The news came as the contractor unveiled a “largely positive” set of half-year results for the year to 27 June.

Total revenue for the period increased to just under £5.2 billion (US$7 billion), while total pre-tax profit rose to £132 million ($178.8 million), up from £112 million ($151.7 million) in the same period a year before. Underlying pre-tax profit was flat at £95 million ($128.7 million).

The company’s order book also rose to £19.5 billion ($26.4 billion), up from £16.6 billion ($22.5 billion) at the end of the half-year 2024.

Balfour Beatty’s UK construction arm generated nearly £1.6 billion (US$2.2 billion) in revenue, representing an increase on just under £1.5 billion (US$2 billion) in the same period a year before. An underlying profit of £56 million ($75.9 million) for HY 2025 resulted in a profit margin of 3.6%, helping the company to reach its 3% target a year early.

Gammon, the company’s 50/50 joint venture based in Hong Kong, saw revenue decline to £547 million ($740.9 million), down from £714 million ($967.1 million) the year before.

US construction saw its revenue increase strongly to £2.1 billion ($2.8 billion), up from £1.7 billion ($2.3 billion).
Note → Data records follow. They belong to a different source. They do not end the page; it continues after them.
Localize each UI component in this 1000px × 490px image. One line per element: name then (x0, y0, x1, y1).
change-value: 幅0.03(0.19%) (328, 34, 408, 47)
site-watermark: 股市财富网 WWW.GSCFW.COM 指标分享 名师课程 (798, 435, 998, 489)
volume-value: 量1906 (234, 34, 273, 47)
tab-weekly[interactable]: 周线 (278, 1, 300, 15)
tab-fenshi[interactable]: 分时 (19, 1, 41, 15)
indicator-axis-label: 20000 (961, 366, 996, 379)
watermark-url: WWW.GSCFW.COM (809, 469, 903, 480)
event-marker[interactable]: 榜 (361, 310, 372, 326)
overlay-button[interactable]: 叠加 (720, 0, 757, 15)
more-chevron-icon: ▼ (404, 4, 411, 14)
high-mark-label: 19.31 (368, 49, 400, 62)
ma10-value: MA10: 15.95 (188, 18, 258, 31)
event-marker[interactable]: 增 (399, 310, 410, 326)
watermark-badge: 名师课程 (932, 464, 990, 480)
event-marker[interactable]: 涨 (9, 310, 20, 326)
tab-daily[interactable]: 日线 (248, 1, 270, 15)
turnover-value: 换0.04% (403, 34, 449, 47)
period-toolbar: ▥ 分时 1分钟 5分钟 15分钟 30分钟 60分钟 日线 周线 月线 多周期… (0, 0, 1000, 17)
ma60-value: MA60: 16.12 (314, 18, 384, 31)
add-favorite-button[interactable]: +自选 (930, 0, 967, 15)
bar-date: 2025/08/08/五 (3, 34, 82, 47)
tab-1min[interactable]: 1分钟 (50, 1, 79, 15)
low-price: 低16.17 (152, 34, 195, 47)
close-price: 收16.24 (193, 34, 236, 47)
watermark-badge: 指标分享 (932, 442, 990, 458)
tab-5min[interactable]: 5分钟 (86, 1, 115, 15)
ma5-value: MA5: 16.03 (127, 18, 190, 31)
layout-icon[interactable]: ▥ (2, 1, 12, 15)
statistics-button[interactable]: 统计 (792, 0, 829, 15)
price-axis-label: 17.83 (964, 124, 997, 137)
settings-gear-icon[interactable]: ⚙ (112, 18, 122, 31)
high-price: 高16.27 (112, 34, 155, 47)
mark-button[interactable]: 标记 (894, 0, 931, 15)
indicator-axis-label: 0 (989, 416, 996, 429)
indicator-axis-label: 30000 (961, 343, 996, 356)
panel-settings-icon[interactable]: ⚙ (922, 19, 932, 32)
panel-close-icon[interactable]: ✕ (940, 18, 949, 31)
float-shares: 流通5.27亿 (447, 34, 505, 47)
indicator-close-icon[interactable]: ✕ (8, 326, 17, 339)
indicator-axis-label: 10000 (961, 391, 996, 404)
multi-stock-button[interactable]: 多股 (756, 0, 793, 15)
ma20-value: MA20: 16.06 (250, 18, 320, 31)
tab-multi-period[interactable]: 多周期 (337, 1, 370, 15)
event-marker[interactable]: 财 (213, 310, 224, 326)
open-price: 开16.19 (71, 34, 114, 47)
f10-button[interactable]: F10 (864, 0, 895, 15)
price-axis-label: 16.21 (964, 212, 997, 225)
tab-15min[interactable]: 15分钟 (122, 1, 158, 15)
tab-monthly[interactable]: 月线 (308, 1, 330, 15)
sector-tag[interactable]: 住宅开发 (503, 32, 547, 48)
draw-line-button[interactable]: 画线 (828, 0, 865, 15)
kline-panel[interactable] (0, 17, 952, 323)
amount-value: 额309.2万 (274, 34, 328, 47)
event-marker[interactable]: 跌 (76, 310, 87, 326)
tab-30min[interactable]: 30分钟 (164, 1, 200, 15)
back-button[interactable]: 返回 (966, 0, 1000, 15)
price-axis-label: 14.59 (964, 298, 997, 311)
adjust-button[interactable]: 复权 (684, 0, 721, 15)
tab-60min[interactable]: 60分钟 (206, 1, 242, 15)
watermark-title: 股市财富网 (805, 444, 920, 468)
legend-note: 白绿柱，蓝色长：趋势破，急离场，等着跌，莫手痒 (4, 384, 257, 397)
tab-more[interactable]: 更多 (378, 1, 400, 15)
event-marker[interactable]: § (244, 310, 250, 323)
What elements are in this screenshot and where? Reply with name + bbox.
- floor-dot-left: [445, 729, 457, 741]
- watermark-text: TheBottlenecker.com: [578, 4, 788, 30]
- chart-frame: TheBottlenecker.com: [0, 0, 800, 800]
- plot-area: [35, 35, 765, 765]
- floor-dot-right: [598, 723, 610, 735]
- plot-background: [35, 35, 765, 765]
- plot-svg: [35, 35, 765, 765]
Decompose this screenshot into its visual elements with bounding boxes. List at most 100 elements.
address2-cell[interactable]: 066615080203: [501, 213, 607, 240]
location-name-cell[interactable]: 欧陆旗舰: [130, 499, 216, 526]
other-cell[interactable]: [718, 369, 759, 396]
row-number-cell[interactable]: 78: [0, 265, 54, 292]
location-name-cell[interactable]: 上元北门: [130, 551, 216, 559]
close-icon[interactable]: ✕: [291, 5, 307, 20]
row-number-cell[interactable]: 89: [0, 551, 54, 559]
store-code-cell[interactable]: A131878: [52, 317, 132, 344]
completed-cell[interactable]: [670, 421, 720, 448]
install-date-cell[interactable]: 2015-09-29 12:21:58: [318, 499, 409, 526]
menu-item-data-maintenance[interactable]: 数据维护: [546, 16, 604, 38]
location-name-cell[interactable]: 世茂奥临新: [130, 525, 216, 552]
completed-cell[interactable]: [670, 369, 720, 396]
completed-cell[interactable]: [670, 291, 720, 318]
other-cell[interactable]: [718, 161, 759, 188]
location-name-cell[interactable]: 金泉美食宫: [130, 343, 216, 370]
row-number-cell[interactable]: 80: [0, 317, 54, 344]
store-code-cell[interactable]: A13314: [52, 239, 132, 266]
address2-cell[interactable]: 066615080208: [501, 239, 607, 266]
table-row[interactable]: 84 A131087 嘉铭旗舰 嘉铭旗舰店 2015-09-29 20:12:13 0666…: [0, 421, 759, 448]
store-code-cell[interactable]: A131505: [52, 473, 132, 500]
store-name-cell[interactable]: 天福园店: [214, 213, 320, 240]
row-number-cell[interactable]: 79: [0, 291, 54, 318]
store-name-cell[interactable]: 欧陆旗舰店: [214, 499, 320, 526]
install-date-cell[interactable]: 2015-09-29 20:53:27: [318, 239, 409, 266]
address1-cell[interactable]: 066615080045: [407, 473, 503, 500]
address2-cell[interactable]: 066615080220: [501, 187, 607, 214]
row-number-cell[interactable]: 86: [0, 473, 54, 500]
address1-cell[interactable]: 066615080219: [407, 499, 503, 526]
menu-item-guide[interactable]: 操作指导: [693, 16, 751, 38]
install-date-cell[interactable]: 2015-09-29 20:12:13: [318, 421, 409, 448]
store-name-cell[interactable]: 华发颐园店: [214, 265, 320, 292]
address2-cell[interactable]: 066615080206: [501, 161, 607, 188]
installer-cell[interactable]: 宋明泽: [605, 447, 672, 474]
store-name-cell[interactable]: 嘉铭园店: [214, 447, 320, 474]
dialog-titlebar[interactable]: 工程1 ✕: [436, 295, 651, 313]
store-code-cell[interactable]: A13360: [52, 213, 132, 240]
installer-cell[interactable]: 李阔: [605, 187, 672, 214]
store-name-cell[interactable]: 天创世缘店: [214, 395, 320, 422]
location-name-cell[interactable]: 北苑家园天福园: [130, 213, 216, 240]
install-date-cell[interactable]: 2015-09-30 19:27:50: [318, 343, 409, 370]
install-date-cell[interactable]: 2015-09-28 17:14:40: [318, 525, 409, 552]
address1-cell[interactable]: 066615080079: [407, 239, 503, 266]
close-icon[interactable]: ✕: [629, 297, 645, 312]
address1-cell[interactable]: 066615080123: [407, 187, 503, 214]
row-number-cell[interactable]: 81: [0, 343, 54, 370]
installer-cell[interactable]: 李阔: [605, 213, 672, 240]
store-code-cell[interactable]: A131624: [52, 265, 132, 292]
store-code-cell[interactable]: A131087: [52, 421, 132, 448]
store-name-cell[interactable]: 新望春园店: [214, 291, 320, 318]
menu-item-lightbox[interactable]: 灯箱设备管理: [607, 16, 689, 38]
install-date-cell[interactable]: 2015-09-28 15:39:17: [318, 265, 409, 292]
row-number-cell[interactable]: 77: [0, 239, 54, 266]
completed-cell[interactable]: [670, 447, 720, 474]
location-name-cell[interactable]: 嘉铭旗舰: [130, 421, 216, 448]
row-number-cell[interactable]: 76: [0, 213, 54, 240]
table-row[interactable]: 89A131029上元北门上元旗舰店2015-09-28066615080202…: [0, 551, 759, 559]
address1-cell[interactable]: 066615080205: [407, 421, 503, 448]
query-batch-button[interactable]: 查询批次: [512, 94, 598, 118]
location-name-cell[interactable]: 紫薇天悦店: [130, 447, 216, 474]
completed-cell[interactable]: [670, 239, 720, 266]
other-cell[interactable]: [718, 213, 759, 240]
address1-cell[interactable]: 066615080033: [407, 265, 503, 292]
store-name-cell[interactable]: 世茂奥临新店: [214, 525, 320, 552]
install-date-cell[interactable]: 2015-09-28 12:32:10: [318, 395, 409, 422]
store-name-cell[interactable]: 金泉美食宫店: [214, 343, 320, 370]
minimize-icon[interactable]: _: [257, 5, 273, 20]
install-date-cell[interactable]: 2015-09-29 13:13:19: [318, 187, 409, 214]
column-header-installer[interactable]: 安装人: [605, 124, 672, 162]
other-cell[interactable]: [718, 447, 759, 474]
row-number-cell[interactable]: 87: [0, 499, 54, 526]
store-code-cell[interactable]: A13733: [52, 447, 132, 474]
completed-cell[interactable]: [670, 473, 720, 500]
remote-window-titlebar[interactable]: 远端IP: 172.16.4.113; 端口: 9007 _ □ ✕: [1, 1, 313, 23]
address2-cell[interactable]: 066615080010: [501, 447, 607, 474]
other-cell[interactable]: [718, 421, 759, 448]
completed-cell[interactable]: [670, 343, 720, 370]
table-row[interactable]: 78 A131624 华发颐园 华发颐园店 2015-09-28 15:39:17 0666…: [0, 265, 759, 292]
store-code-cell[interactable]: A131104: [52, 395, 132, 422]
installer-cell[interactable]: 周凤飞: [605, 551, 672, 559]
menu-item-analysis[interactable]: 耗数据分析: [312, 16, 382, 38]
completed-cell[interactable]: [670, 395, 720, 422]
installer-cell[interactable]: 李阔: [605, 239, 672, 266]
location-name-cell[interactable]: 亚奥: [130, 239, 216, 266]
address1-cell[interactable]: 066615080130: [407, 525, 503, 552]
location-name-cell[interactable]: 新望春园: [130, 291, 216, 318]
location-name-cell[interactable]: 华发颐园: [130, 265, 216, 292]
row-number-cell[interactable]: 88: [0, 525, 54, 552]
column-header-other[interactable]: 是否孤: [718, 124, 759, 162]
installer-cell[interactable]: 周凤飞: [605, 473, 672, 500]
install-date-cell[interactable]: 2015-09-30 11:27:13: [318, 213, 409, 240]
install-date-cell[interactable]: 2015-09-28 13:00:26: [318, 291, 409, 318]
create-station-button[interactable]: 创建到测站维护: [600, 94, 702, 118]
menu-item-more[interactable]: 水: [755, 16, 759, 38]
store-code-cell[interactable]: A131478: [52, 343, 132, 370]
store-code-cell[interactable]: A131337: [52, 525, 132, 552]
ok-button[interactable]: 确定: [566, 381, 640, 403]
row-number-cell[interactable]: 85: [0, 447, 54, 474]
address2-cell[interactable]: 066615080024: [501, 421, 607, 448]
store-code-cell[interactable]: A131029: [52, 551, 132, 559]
But it made an £11 million ($14.9 million) underlying loss, down from an £18 million ($24.4 million) profit in the half-year of 2024. The company’s chief executive Leo Quinn said that the decline in US profit was due to cost overruns on a highways project in Texas “for which recoveries are being pursued”.

Nonetheless, Quinn said the company’s outlook across its fourth strategic growth market – UK energy transition and security, UK transport, UK defence, and US buildings – has continued to strengthen.

In addition to the 6% growth in its order book, the company pointed to a ten-year, £20 billion ($27.1 billion) pipeline of additional work, including power transmission schemes and the Sizewell C nuclear power plant project in the UK, which has now been given the go-ahead by the government, and for which Balfour Beatty is undertaking one third of the civils work.